Hamlet: I couldn’t hurt my mother! (Could I, though?) (3.2.383-389) #InkyCloak #SlowShakespeare

HAMLET         O heart, lose not thy nature. Let not ever

The soul of Nero enter this firm bosom –

Let me be cruel, not unnatural:

I will speak daggers to her but use none.

My tongue and soul in this be hypocrites.

How in my words somever she be shent

To give them seals never my soul consent.

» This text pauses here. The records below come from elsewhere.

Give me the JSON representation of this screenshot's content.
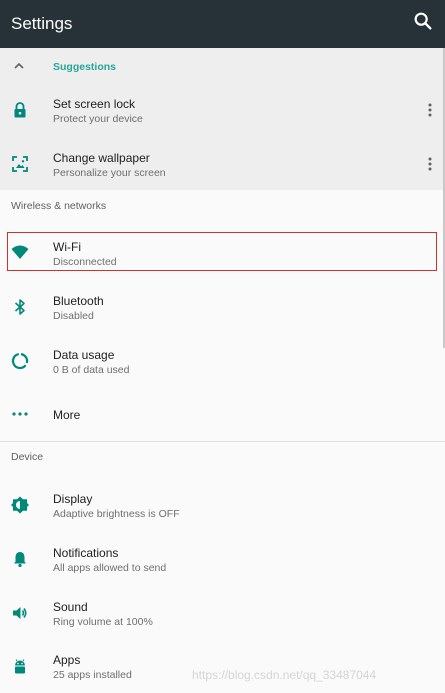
{
  "app_bar": {
    "title": "Settings",
    "search_icon": "search-icon"
  },
  "suggestions": {
    "label": "Suggestions",
    "items": [
      {
        "title": "Set screen lock",
        "subtitle": "Protect your device",
        "icon": "lock-icon"
      },
      {
        "title": "Change wallpaper",
        "subtitle": "Personalize your screen",
        "icon": "wallpaper-icon"
      }
    ]
  },
  "sections": {
    "wireless": {
      "header": "Wireless & networks",
      "items": [
        {
          "title": "Wi-Fi",
          "subtitle": "Disconnected",
          "icon": "wifi-icon"
        },
        {
          "title": "Bluetooth",
          "subtitle": "Disabled",
          "icon": "bluetooth-icon"
        },
        {
          "title": "Data usage",
          "subtitle": "0 B of data used",
          "icon": "data-usage-icon"
        },
        {
          "title": "More",
          "icon": "more-horiz-icon"
        }
      ]
    },
    "device": {
      "header": "Device",
      "items": [
        {
          "title": "Display",
          "subtitle": "Adaptive brightness is OFF",
          "icon": "brightness-icon"
        },
        {
          "title": "Notifications",
          "subtitle": "All apps allowed to send",
          "icon": "bell-icon"
        },
        {
          "title": "Sound",
          "subtitle": "Ring volume at 100%",
          "icon": "volume-icon"
        },
        {
          "title": "Apps",
          "subtitle": "25 apps installed",
          "icon": "android-icon"
        }
      ]
    }
  },
  "watermark": "https://blog.csdn.net/qq_33487044",
  "colors": {
    "app_bar": "#263238",
    "accent": "#009688",
    "highlight_border": "#d32f2f"
  }
}
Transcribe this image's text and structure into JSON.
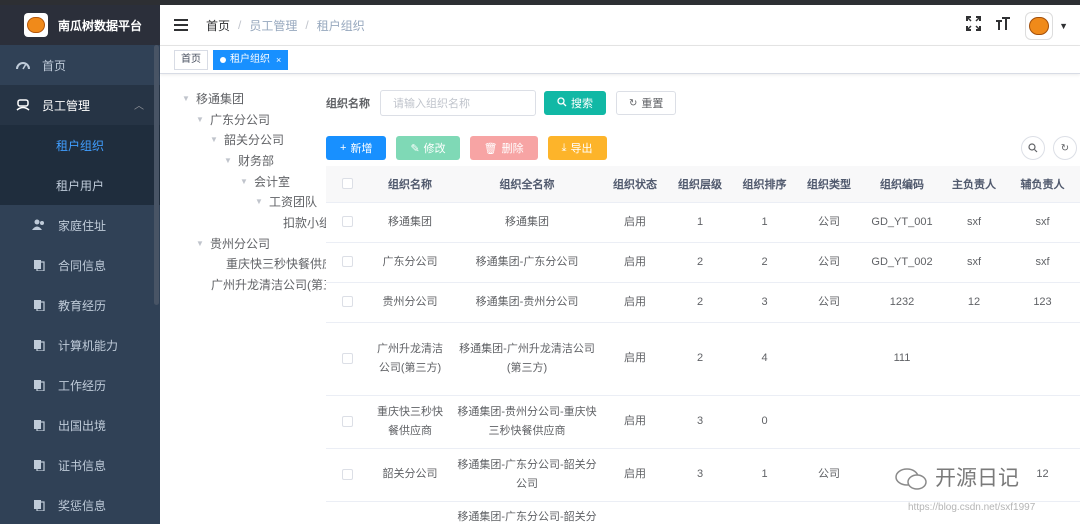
{
  "app": {
    "title": "南瓜树数据平台"
  },
  "sidebar": {
    "items": [
      {
        "label": "首页",
        "icon": "dashboard-icon"
      },
      {
        "label": "员工管理",
        "icon": "user-group-icon"
      },
      {
        "label": "租户组织",
        "icon": ""
      },
      {
        "label": "租户用户",
        "icon": ""
      },
      {
        "label": "家庭住址",
        "icon": "people-icon"
      },
      {
        "label": "合同信息",
        "icon": "document-icon"
      },
      {
        "label": "教育经历",
        "icon": "document-icon"
      },
      {
        "label": "计算机能力",
        "icon": "document-icon"
      },
      {
        "label": "工作经历",
        "icon": "document-icon"
      },
      {
        "label": "出国出境",
        "icon": "document-icon"
      },
      {
        "label": "证书信息",
        "icon": "document-icon"
      },
      {
        "label": "奖惩信息",
        "icon": "document-icon"
      }
    ]
  },
  "breadcrumb": [
    "首页",
    "员工管理",
    "租户组织"
  ],
  "tags": {
    "home": "首页",
    "current": "租户组织"
  },
  "tree": [
    "移通集团",
    "广东分公司",
    "韶关分公司",
    "财务部",
    "会计室",
    "工资团队",
    "扣款小组",
    "贵州分公司",
    "重庆快三秒快餐供应商",
    "广州升龙清洁公司(第三方)"
  ],
  "search": {
    "label": "组织名称",
    "placeholder": "请输入组织名称",
    "search_btn": "搜索",
    "reset_btn": "重置"
  },
  "toolbar": {
    "add": "新增",
    "edit": "修改",
    "delete": "删除",
    "export": "导出"
  },
  "table": {
    "headers": [
      "组织名称",
      "组织全名称",
      "组织状态",
      "组织层级",
      "组织排序",
      "组织类型",
      "组织编码",
      "主负责人",
      "辅负责人"
    ],
    "rows": [
      [
        "移通集团",
        "移通集团",
        "启用",
        "1",
        "1",
        "公司",
        "GD_YT_001",
        "sxf",
        "sxf"
      ],
      [
        "广东分公司",
        "移通集团-广东分公司",
        "启用",
        "2",
        "2",
        "公司",
        "GD_YT_002",
        "sxf",
        "sxf"
      ],
      [
        "贵州分公司",
        "移通集团-贵州分公司",
        "启用",
        "2",
        "3",
        "公司",
        "1232",
        "12",
        "123"
      ],
      [
        "广州升龙清洁公司(第三方)",
        "移通集团-广州升龙清洁公司(第三方)",
        "启用",
        "2",
        "4",
        "",
        "111",
        "",
        ""
      ],
      [
        "重庆快三秒快餐供应商",
        "移通集团-贵州分公司-重庆快三秒快餐供应商",
        "启用",
        "3",
        "0",
        "",
        "",
        "",
        ""
      ],
      [
        "韶关分公司",
        "移通集团-广东分公司-韶关分公司",
        "启用",
        "3",
        "1",
        "公司",
        "",
        "",
        "12"
      ],
      [
        "",
        "移通集团-广东分公司-韶关分公",
        "",
        "",
        "",
        "",
        "",
        "",
        ""
      ]
    ]
  },
  "watermark": {
    "title": "开源日记",
    "url": "https://blog.csdn.net/sxf1997"
  },
  "colors": {
    "sidebar_bg": "#304156",
    "active_text": "#409eff",
    "primary": "#1890ff",
    "search_btn": "#11b8a5"
  }
}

(Exit.)              (3.2.383-389)

Hamlet knows he’s on the verge of losing control: O heart, lose not thy nature. Don’t go too far; don’t forget that, despite everything, she’s your mother, and you love her. Let not ever the soul of Nero enter this firm bosom—let me be cruel, not unnatural. The Roman emperor Nero had his mother murdered, then—according to legend—ripped open her womb to see where he himself had come from; Nero is the archetype of the murderous, crazed, unnatural son (but also, again, an invocation of wanting to probe, to search, to know the ultimately unknowable, here in grotesquely horrifying terms). I’m resolute, firm, Hamlet says, even hard-hearted, but even though I’m planning to speak harshly to her, I’m not actually going to hurt her. I’m not. NO. He might be having to say this out loud to reassure himself, as a kind of affirmation, or admonition. (Because he knows it’s a possibility, he’s so wound up.) I will speak daggers to her but use none. I’ll be harsh, violent, penetrating in my words—but I wouldn’t hurt my mother? (Would I? Could I?)

My tongue and soul in this be hypocrites: no matter what I want to do to her, I’ll confine myself to words. (Or else, perhaps, I’m going to say things, and say them in ways, that I don’t really mean.) How in my words somever she be shent to give them seals never my soul consent. Whatever I say to her, however fierce my reproaches and rebukes, I’m not going to harm her. I’m resolved on that. I couldn’t. (Could I?)

And that’s the end of the scene. For all that this play—and perhaps this scene—is cut in performance, to contemplate Hamlet’s words, line by line, the sheer volume and variety, the agility and the agony, is a LOT. Actors, you have this critic’s admiration in even contemplating it.